Hl. Johannes Maria Vianney, Priester (Pfarrer von Ars)
Gedenktag

Dorit Wilke-Lopez

Mt 15,1-2. 10-14
In jener Zeit kamen von Jerusalem Pharisäer und Schriftgelehrte zu Jesus und sagten: Warum missachten deine Jünger die Überlieferung der Alten? Denn sie waschen sich nicht die Hände vor dem Essen. Und er rief die Leute zu sich und sagte: Hört und begreift: Nicht das, was durch den Mund in den Menschen hineinkommt, macht ihn unrein, sondern was aus dem Mund des Menschen herauskommt, das macht ihn unrein. Da kamen die Jünger zu ihm und sagten: Weißt du, dass die Pharisäer über deine Worte empört sind? Er antwortete ihnen: Jede Pflanze, die nicht mein himmlischer Vater gepflanzt hat, wird ausgerissen werden. Lasst sie, es sind blinde Blindenführer. Und wenn ein Blinder einen Blinden führt, werden beide in eine Grube fallen.

Einführendes Gebet: Komm, Heiliger Geist. Erleuchte mich. Erleuchte deine Kirche. Wenn deine Worte ohne dein Licht in uns hineinkommen, verhallen sie und bringen keine Frucht. Gehe du diese Meditation mit mir durch. Gib mir dazu die nötige Stille und die nötige Zeit. Danke, Heiliger Geist.

Bitte: Öffne unsere Augen.

1. Blindenführer. Wenn Jesus über die Pharisäer schimpft, bin ich immer geneigt, mich auf die andere Seite zu stellen. Ich bin ja nicht Pharisäer, wie gut. Die Pharisäer waren die religiösen Führer des Volkes Israel. Ich lebe als Christ in der Kirche und in der säkularen Gesellschaft. Wir Christen sollen Licht für die Welt sein, Salz für die Erde. Das heißt für mich: Ob ich will oder nicht, ich habe eine Wirkung auf andere. Ich kann mich dem nicht entziehen. Man kann unmöglich nicht kommunizieren! Insofern bin auch ich Pharisäer, religiöser Führer bzw. Führerin in einer säkularen Gesellschaft, aber auch für die Christen, die gemeinsam mit mir Jesus folgen. Das Zweite Vatikanum spricht vom allgemeinen Prophetentum aller Gläubigen. Im Regnum Christi nennen wir es Christian Leadership. Was für ein Anführer, was für eine Anführerin bin ich?

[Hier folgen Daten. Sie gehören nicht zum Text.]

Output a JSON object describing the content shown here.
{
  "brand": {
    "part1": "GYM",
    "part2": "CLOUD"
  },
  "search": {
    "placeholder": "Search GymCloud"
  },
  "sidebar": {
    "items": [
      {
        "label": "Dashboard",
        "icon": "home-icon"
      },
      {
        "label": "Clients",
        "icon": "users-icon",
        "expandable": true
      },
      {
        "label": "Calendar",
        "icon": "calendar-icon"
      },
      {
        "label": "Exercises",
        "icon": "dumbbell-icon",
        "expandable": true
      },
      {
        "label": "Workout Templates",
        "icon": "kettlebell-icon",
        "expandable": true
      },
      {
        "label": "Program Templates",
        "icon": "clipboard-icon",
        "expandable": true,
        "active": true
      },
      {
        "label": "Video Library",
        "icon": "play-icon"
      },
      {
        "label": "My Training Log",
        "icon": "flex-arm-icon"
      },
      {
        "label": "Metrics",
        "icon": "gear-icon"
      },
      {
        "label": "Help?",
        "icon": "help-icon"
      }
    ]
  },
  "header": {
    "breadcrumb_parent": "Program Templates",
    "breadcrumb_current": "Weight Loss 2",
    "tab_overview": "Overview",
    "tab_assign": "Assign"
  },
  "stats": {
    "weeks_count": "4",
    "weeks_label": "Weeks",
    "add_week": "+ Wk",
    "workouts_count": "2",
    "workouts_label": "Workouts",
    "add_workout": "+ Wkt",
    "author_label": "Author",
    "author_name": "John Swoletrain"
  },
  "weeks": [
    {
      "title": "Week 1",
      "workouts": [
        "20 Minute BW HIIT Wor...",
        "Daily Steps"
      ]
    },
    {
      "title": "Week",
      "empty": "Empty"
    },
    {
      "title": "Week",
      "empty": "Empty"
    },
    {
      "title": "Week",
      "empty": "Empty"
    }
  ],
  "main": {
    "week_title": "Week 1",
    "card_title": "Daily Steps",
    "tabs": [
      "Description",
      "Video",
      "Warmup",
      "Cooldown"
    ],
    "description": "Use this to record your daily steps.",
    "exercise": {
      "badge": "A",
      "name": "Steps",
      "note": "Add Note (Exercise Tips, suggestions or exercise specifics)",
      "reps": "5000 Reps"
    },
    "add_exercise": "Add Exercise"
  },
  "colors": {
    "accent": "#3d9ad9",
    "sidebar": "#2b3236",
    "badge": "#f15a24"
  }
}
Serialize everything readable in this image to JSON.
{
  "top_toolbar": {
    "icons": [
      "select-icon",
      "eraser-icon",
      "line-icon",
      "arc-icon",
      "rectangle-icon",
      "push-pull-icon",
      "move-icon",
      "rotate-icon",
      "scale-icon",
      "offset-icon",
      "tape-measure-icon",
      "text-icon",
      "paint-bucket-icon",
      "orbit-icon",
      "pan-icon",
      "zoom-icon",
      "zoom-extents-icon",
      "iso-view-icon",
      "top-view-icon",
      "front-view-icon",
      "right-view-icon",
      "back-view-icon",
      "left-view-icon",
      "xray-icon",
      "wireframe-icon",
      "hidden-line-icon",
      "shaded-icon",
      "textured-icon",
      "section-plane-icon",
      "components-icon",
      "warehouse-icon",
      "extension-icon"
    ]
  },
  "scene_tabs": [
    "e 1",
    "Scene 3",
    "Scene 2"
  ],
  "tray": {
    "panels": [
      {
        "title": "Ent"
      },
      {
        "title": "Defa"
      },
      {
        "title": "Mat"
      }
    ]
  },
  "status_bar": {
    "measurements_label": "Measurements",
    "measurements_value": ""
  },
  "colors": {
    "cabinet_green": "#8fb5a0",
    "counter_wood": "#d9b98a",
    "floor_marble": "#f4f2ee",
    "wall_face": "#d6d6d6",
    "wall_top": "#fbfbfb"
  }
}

2. Blinde Führer? Jesus wirft den Pharisäern Blindheit vor. Kann er mir das auch vorwerfen? Kann er das der Kirche vorwerfen? Blindheit bedeutet hier, die Vorschriften um ihrer selbst willen blind zu befolgen, ohne den Sinn dahinter zu sehen, und daraus auf den Wert einer Person zu schließen. Was ist der Sinn aller christlichen Gebote? Dass die Liebe zu Gott und zum Nächsten Raum findet und wachsen kann. Nur wenn ich die Gebote aus Liebe befolge, strahle ich Liebe aus und bin ich Licht für andere. Ich muss zum Beispiel immer wieder mit mir kämpfen, wenn ich Bettlern Almosen gebe. Wenn ich es widerwillig oder gedankenlos tue, strahle ich Druck und Zwang oder Lieblosigkeit aus. Wenn ich es aus Liebe zu dem Anderen in seiner unerquicklichen Lage tue, mit einem herzlichen Lächeln, wird dieser Augenblick ein bisschen heller. Ich kann meine Ausstrahlung nicht einfach abschalten. Alles, was ich tue, und wie ich es tue, hat Wirkung auf andere! Jeder ist Influencer, wie es heute so schön heißt, davor kann sich keiner von uns drücken, dem kann sich keiner entziehen.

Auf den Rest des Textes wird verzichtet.